(HealthDay)—Patient-reported experiences at dialysis facilities vary by patient, facility, and geographic characteristics, according to a study published online Sept. 10 in JAMA Internal Medicine.
Brian M. Brady, M.D., from Stanford University in California, and colleagues linked results from the In-Center Hemodialysis Consumer Assessment of Healthcare Providers and Systems (ICH-CAHPS) patient survey to dialysis facility scores for patients in a national end-stage renal disease registry receiving in-center hemodialysis in the United States on Dec. 31, 2014.
Based on 2,939 facilities, the researchers found that adjusted mean ICH CAHPS scores were 2.6 percentage points lower in for-profit facilities (95 percent confidence interval [CI], 1.5 to 3.7), 1.6 percentage points lower in facilities owned by large dialysis organizations (95 percent CI, 0.9 to 2.2), and 2.3 percentage points lower in free-standing facilities (95 percent CI, 0.5 to 4.2), compared with their counterparts.
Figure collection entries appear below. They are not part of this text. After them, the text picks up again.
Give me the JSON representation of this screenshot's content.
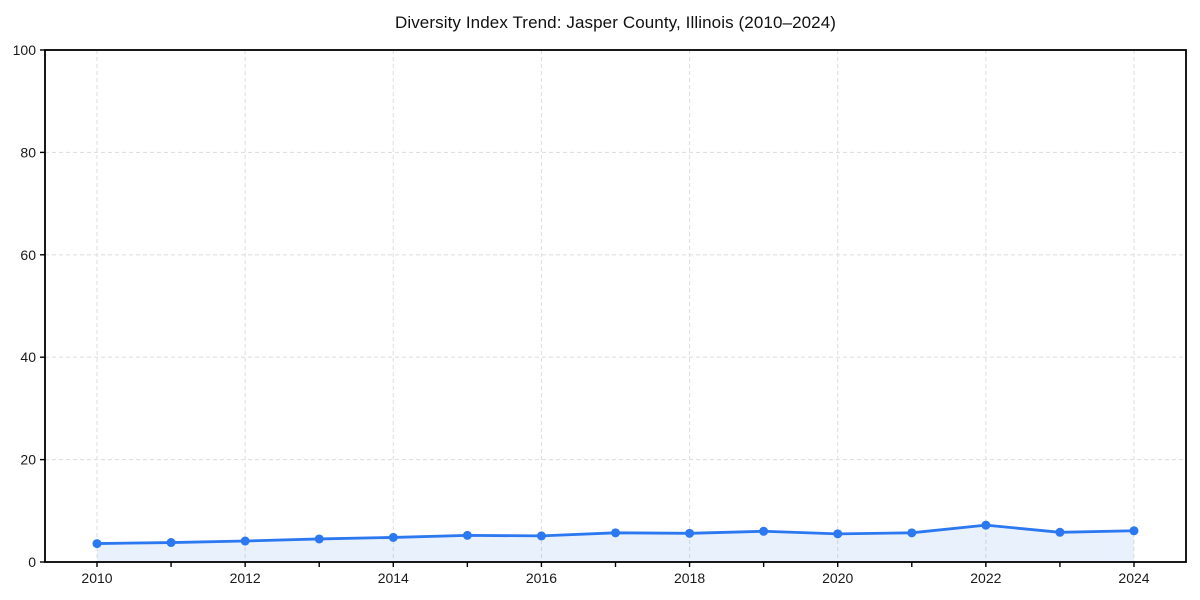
{
  "page": {
    "background": "#ffffff"
  },
  "chart_data": {
    "type": "line",
    "title": "Diversity Index Trend: Jasper County, Illinois (2010–2024)",
    "x": [
      2010,
      2011,
      2012,
      2013,
      2014,
      2015,
      2016,
      2017,
      2018,
      2019,
      2020,
      2021,
      2022,
      2023,
      2024
    ],
    "series": [
      {
        "name": "Diversity Index",
        "values": [
          3.6,
          3.8,
          4.1,
          4.5,
          4.8,
          5.2,
          5.1,
          5.7,
          5.6,
          6.0,
          5.5,
          5.7,
          7.2,
          5.8,
          6.1
        ]
      }
    ],
    "xlabel": "",
    "ylabel": "",
    "ylim": [
      0,
      100
    ],
    "y_ticks": [
      0,
      20,
      40,
      60,
      80,
      100
    ],
    "x_tick_labels": [
      "2010",
      "2012",
      "2014",
      "2016",
      "2018",
      "2020",
      "2022",
      "2024"
    ],
    "grid": "dashed",
    "legend": "none",
    "marker": "circle",
    "area_fill": true,
    "colors": {
      "line": "#2b78f0",
      "marker": "#2b78f0",
      "area_fill": "rgba(43,120,240,0.10)",
      "grid": "#e0e0e0",
      "spine": "#000000",
      "tick_label": "#1a1a1a",
      "title": "#111111"
    }
  }
}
Higher scores were associated with more nurses per patient (0.2 percentage points; 95 percent CI, 0.03 to 0.3) and a privately insured patient population (1.2 percentage points; 95 percent CI, 0.2 to 2.2). Lower facility scores were associated with facilities with higher proportions of black patients (0.95 percentage points; 95 percent CI, 0.78 to 1.12) and more Native-American patients (1.00 percentage point; 95 percent CI, 0.39 to 1.60). Larger proportions of the overall between-facility variation in ICH-CAHPS scores were explained by geographic location and dialysis facility characteristics than patient characteristics.